Spring 2011 - THE POTOMAC



Two Poems
   Robert Miltner

The John Reed Book Club

Reed and I are passing Zapata his pistolas, Guevara his cigar, Trotsky his typewriter.

They can't do this revolution without us, gringo, Reed says.

I say, But what about the hungry hundreds of thousands waiting for the direction a certain hand will point them?

Paper, he says. Write about it.

As soon as the light turns red, I run across the street to Railway Stationary. On aisle seventeen I find notebooks and pens.

But the checkout lines are long with people buying staples. Everything is two-for-one. Nothing is moving.

Hurry, I say, the revolution is starting.

Reed pokes his head through the doorway and shouts, Consumers of the world unite! Everyone opens their cell phones to text the world.

I walk out the door and join the Maoists in the band bus. We're done with shopping. I load a lead pencil into my rifle. It's going to be a long tour.

 

Late Capitalism
after a print by Julie Friedman

 

Time is a pliers pressing night into morning. Open and empty, it looks like a phone, a parenthesis.

Phone lines and power lines form the net holding the industrial dawn as it burns the grey wood of the closed factory red as a country barn.

A hundred men once worked under this corrugated metal roof, running machines that made copper pipe.

As the night shift arrived, the firehouse next door slept uneasy surrounded by a neighborhood constructed of cheap lumber dried to tinder where hopeless exhaustion ignites hope chests with broken hinges.

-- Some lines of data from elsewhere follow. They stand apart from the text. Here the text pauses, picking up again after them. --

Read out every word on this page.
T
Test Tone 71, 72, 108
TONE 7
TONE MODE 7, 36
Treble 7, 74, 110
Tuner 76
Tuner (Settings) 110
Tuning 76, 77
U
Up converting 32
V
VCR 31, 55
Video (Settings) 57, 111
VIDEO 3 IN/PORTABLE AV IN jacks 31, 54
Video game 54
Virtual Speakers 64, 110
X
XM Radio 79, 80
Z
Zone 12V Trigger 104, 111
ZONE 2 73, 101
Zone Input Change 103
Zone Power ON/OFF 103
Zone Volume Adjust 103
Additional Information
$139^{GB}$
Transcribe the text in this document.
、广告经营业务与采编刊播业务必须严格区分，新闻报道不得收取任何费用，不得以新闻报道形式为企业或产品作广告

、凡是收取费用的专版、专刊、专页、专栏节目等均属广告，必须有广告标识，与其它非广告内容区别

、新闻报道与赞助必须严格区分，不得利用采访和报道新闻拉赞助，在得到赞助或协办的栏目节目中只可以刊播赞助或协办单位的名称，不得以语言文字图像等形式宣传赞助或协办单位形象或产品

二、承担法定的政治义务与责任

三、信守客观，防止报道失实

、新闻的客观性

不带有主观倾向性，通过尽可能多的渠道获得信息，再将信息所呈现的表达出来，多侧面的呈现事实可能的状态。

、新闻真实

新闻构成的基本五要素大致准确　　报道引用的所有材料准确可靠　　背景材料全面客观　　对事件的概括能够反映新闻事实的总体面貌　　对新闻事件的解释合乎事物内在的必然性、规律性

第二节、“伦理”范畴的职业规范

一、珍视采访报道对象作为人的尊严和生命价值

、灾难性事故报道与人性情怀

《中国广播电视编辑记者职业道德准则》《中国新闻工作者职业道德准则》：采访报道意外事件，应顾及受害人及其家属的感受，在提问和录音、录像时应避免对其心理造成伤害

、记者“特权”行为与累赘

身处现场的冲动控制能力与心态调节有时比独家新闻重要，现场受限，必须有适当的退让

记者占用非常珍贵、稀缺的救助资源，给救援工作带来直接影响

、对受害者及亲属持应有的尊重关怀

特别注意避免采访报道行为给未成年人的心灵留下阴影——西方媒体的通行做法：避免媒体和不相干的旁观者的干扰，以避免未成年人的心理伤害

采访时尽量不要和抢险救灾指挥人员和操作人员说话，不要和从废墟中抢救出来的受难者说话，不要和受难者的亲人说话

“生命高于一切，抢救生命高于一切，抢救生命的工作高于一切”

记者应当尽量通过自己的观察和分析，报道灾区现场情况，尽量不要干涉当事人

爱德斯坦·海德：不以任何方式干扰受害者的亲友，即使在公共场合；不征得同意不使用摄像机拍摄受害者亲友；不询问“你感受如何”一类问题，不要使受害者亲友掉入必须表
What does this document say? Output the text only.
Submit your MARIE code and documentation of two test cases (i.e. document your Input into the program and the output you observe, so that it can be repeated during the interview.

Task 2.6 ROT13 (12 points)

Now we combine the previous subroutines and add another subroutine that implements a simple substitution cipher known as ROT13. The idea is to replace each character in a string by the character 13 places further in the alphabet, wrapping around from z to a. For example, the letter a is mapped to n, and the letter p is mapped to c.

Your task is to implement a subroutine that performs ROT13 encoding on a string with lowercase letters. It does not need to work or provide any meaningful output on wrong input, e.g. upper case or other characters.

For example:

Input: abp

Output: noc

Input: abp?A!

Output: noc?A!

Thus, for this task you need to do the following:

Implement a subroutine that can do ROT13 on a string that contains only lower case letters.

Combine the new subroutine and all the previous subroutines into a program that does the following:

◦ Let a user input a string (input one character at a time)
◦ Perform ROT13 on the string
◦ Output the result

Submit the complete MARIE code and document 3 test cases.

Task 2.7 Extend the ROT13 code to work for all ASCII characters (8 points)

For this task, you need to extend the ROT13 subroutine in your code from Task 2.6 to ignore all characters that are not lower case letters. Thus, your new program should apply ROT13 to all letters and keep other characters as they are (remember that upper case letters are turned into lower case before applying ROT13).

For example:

The sky is smoke, dust, heat, a fogged mirror after a muggy summer storm.

Water streaks like finger painting on the sides of buildings: a world is revealed beyond, behind, like unearthing by hand a lost crypt or buried city.

A dog barks as if it hears horses that used to pull the fire wagon here, wheels as round as rain barrels, red as poppies under the blue-white gas lights.

The transformer's decibel hum sounds like a dial tone from the past. It rings but no one answers.